Waktu memang tidak mengenal siapapun, semua akan berlanjut dan berjalan baik
siapapun yang mau maupun tidak mau.
Dalam bagian relasi ontologis telah diketahui
bahwa Allah adalah pencipta dan manusia adalah yang diciptakan. Antara pencipta
dan yang diciptakan terdapat hubungan komunikatif yang bersifat langsung dan
bertimbal balik. Komunikasi antara Allah dan manusia terjadi melalui dua cara,
yaitu: pertama, melalui penggunaan
bahasa yang dapat dipahami oleh kedua belah pihak; kedua, melalui penggunaan tanda-tanda alam
oleh Tuhan dan isyarat-isyarat atau gerakan tubuh oleh manusia. Dengan demikian
komunikasi tipe pertama bersifat linguistik atau verbal, sedang komunikasi tipe
kedua bersifat non linguistik atau non verbal.
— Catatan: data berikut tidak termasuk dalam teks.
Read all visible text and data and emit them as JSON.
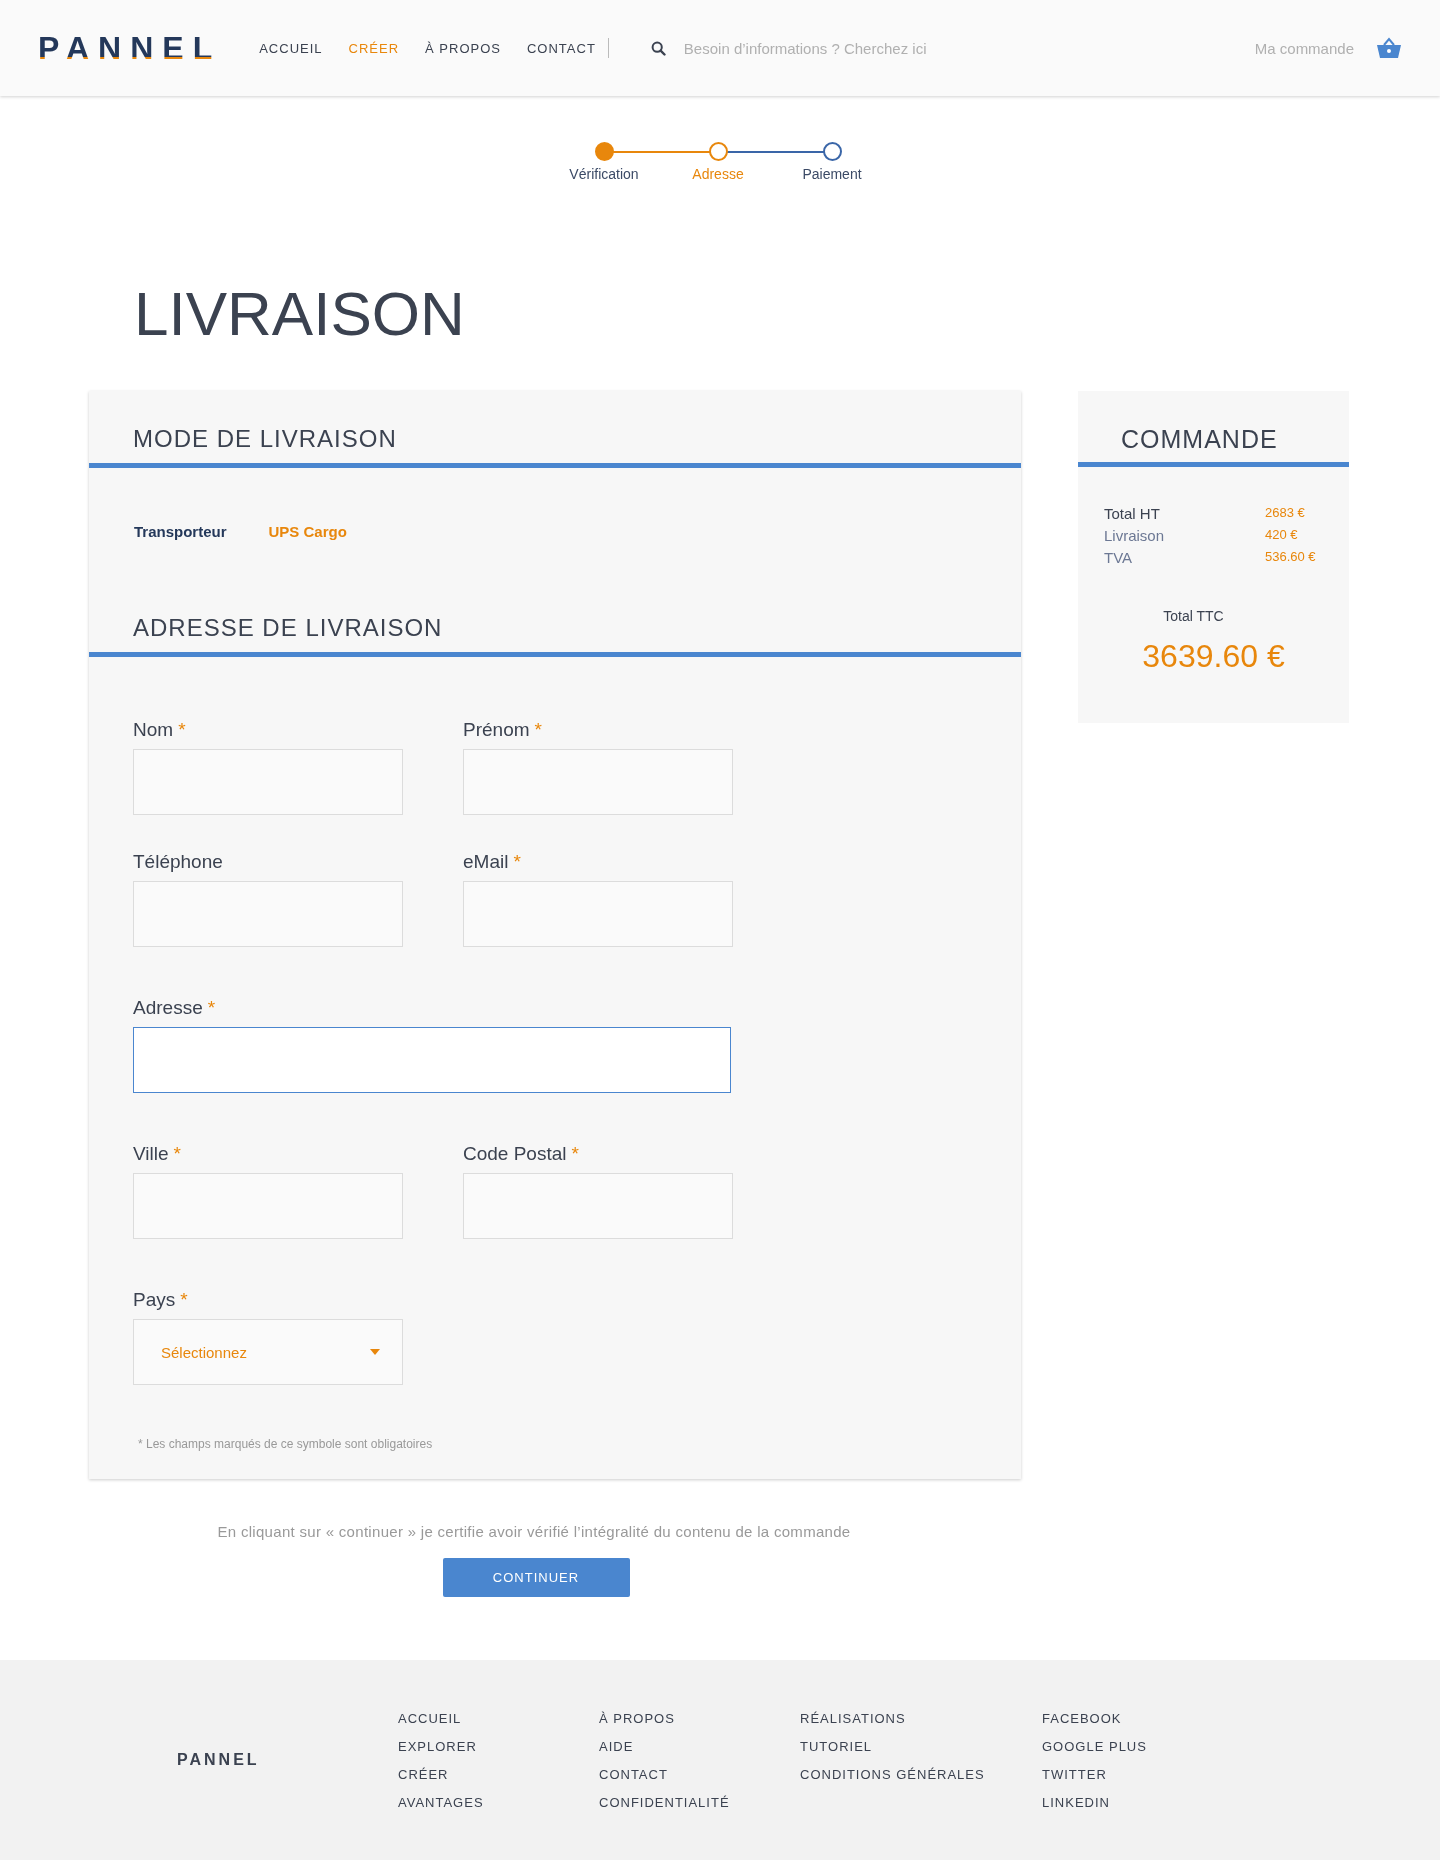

Tipe komunikasi verbal dari atas kebawah
adalah wahyu menurut pengertian yang sempit dan teknis, sedangkan bentuk dari
bawah ke atas mengambil bentuk sembahyang/ du’a. Tipe komunikasi dari
non-verbal dari atas adalah tindakan ilahiah menurunkan (tanzil) “tanda-tanda”
(ayat). Dari bawah ke atas komunikasi dalam bentuk ibadah ritual (shalat) atau
yang lebih umum lagi praktek-praktek penyembahan.[24]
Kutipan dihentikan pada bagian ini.